Ali her zamanki neşeli enerjisiyle arabaya bindi. Yüzünde yaramazlık yapacak olan çocuklarda bulunan munzur bir ifade vardı.
-Günaydın Tayfun abi.
-Günaydın, yorucu bir gün olacak, hazır mısın?
-Evet, nereden başlıyoruz?
***
Yasemin bir dakika içinde beşinci kez oflayınca Ece kendini tutamadı.
-Yasemin yeter artık ya. Çocuk gibi davranma.
-Ben çocuk gibi davranmıyorum.
-Evet ondan bu haldesin. Bir 'bana parti yapın' diye tepinmediğin kaldı.

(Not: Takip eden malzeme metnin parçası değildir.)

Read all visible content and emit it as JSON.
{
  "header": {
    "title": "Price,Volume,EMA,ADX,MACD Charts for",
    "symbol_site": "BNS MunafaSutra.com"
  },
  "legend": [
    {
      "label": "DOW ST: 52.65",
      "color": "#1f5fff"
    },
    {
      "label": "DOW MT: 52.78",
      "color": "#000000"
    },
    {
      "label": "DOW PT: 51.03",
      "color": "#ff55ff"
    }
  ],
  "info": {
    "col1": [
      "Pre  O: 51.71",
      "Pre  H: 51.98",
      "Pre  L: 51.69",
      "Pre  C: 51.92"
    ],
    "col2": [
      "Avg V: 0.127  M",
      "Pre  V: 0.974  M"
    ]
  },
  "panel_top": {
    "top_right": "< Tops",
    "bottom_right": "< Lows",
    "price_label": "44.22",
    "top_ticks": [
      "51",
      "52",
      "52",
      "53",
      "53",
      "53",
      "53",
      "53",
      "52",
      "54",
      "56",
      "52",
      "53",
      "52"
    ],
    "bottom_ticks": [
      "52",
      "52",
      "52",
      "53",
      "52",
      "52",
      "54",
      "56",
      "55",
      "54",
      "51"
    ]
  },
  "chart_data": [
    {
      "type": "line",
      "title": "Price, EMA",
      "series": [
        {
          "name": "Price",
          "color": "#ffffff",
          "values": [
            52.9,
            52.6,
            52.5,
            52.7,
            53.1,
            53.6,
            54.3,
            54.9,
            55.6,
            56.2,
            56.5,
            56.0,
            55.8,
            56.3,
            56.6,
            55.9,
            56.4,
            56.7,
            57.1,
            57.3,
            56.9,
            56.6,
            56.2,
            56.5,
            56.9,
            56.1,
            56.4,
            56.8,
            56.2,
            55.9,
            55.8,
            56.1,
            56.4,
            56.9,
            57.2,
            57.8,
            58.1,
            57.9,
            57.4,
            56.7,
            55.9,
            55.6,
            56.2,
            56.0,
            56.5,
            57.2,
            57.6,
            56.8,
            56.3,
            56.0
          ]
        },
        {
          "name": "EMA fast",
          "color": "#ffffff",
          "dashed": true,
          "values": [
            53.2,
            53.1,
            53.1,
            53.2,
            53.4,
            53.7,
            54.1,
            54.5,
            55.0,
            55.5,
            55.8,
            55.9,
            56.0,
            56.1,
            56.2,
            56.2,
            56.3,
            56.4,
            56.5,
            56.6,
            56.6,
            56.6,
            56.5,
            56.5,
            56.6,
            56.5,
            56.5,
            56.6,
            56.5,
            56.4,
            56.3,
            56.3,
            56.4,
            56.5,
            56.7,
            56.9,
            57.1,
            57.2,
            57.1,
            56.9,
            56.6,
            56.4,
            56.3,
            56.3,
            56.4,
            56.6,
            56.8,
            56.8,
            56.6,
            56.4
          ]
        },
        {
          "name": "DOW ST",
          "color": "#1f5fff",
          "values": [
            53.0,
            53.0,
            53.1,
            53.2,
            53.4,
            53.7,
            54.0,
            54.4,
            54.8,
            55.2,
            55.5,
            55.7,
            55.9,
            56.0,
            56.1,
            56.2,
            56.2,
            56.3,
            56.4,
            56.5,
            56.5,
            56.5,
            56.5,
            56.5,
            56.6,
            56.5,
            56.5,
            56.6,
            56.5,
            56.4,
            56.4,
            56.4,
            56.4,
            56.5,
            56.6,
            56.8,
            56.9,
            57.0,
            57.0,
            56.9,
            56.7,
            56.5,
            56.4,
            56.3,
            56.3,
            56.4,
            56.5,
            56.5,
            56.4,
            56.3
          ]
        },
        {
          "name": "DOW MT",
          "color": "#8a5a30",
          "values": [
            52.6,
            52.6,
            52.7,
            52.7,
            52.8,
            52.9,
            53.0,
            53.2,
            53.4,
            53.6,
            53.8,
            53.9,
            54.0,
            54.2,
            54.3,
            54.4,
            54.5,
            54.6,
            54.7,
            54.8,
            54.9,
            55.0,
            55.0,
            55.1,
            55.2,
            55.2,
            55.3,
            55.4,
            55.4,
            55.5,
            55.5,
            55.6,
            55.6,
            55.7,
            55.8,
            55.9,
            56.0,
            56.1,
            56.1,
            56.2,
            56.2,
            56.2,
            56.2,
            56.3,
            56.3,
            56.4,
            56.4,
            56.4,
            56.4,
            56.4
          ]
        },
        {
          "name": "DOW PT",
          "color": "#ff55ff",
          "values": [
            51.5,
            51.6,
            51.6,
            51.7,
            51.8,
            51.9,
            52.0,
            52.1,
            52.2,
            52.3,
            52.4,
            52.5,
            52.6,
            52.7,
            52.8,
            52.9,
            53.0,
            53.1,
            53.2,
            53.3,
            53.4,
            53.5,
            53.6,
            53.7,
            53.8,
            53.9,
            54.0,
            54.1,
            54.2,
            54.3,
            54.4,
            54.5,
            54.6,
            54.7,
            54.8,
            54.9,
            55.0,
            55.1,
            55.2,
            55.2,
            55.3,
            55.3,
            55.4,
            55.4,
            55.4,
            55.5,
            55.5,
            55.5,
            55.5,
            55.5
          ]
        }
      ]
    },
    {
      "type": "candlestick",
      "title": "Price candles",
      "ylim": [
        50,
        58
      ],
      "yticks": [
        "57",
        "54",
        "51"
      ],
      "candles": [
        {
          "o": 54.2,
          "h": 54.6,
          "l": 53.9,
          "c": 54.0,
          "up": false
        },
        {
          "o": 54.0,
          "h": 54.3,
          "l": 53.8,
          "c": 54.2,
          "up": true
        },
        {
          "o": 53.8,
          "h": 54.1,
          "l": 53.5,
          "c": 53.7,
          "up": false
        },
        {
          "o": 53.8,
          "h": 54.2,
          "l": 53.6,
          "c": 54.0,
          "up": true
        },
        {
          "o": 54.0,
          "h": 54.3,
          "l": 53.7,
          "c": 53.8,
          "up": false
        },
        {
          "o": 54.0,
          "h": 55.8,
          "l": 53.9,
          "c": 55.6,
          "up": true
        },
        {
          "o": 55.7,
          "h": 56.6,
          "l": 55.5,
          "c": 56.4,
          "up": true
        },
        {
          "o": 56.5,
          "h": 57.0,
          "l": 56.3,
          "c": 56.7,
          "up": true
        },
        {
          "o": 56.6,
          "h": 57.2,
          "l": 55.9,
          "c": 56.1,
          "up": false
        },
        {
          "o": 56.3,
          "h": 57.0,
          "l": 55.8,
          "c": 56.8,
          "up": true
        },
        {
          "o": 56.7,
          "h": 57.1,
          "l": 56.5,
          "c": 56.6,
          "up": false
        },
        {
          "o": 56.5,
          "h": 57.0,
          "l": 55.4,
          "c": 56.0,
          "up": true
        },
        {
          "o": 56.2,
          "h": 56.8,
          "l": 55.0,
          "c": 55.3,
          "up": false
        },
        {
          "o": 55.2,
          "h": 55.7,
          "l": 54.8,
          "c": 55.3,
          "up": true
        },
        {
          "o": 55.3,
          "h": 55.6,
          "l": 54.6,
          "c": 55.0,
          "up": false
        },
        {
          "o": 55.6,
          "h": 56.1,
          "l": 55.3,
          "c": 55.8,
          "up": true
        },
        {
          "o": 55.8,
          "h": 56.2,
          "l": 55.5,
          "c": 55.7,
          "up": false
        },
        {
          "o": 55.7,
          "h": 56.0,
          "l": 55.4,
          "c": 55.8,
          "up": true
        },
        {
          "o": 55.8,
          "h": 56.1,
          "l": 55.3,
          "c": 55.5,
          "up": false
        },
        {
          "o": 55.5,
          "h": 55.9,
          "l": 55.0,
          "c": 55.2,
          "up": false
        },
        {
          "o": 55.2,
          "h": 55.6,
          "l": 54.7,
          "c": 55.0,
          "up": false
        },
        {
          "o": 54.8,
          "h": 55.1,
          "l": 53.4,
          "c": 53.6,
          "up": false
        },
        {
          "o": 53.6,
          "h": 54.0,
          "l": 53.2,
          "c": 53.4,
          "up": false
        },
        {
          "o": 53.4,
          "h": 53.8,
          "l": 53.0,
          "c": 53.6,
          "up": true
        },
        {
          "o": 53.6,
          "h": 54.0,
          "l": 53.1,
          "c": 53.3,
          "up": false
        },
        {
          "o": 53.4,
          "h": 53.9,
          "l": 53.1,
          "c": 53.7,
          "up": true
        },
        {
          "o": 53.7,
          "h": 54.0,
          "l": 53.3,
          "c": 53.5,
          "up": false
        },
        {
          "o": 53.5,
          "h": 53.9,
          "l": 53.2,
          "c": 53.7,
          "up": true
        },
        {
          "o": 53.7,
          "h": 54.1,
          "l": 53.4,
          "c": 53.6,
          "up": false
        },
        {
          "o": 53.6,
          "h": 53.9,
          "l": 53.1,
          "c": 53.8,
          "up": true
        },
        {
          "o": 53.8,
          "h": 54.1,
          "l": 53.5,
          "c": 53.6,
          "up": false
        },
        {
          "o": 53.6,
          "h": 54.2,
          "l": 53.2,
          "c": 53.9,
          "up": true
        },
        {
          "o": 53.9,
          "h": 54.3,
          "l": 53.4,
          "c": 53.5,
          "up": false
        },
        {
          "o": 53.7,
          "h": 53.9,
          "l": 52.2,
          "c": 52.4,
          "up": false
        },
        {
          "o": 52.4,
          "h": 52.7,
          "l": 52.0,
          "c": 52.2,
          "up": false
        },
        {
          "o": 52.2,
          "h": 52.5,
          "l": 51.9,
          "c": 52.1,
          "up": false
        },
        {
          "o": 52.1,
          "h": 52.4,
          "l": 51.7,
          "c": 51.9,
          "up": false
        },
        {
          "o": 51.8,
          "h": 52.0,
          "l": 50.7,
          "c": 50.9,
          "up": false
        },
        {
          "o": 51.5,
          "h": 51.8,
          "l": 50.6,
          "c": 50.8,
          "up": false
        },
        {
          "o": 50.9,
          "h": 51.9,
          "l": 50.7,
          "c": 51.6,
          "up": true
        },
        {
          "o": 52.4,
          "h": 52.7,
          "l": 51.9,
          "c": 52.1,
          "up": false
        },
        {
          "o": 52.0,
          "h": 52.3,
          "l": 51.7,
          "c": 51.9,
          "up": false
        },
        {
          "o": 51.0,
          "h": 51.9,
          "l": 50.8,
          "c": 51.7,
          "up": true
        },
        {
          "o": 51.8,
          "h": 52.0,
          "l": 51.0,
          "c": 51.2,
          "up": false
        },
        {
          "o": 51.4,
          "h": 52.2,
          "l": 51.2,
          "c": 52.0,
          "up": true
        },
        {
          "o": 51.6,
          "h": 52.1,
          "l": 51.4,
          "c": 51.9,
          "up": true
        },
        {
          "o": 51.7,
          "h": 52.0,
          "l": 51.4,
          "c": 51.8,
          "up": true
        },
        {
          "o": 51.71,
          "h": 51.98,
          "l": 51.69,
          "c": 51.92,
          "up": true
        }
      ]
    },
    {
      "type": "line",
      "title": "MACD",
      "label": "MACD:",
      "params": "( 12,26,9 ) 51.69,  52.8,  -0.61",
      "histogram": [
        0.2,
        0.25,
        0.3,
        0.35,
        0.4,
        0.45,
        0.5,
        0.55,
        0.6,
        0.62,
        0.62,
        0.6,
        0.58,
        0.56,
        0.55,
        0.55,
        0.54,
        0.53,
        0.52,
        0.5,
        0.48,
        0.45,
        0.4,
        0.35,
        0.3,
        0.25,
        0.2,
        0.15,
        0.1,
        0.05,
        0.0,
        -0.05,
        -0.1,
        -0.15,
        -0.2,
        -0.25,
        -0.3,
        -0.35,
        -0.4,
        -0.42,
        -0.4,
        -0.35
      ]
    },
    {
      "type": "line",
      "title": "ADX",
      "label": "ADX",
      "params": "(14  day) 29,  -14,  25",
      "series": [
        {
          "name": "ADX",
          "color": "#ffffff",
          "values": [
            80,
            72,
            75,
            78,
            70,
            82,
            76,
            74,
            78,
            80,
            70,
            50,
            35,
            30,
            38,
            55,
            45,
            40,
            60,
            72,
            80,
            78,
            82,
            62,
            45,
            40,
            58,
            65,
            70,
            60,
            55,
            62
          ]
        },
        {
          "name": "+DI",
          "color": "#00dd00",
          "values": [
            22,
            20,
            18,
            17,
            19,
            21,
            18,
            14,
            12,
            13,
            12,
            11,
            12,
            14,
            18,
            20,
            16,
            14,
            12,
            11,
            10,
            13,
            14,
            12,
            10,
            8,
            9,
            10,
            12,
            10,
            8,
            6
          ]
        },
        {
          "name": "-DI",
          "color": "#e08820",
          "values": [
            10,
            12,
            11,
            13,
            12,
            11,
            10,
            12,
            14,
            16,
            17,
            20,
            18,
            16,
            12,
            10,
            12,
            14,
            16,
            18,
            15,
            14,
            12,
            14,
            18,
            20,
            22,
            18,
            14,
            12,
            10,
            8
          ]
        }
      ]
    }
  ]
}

-Ben parti falan diye tutturmuyorum. Kuru bir kutlama bile yeterdi. Ali bile eskiden, uykucunun teki olmasına rağmen doğum günlerimde erkenden kalkar, kahvaltı hazırlar,bana prenses gibi davranırdı. Tayfun desen dışarıdan bakınca romantik sanarsın ama telefonlarıma bile çıkmıyor. Öyle kutlama delisi falan değilim ama insan en azından yakınından biraz ilgi bekliyor.
-Eee, ben neyim burada? Beni yakının olarak görmüyor musun?
-Yapma Ece, biliyorsun ne demek istediğimi.
-Ben senin derdini de biliyorum sana neyin iyi geleceğini de. Şimdi sinemaya gidiyoruz. Harika bir film gelmiş. Deli gibi ağlayıp rahatlıyoruz.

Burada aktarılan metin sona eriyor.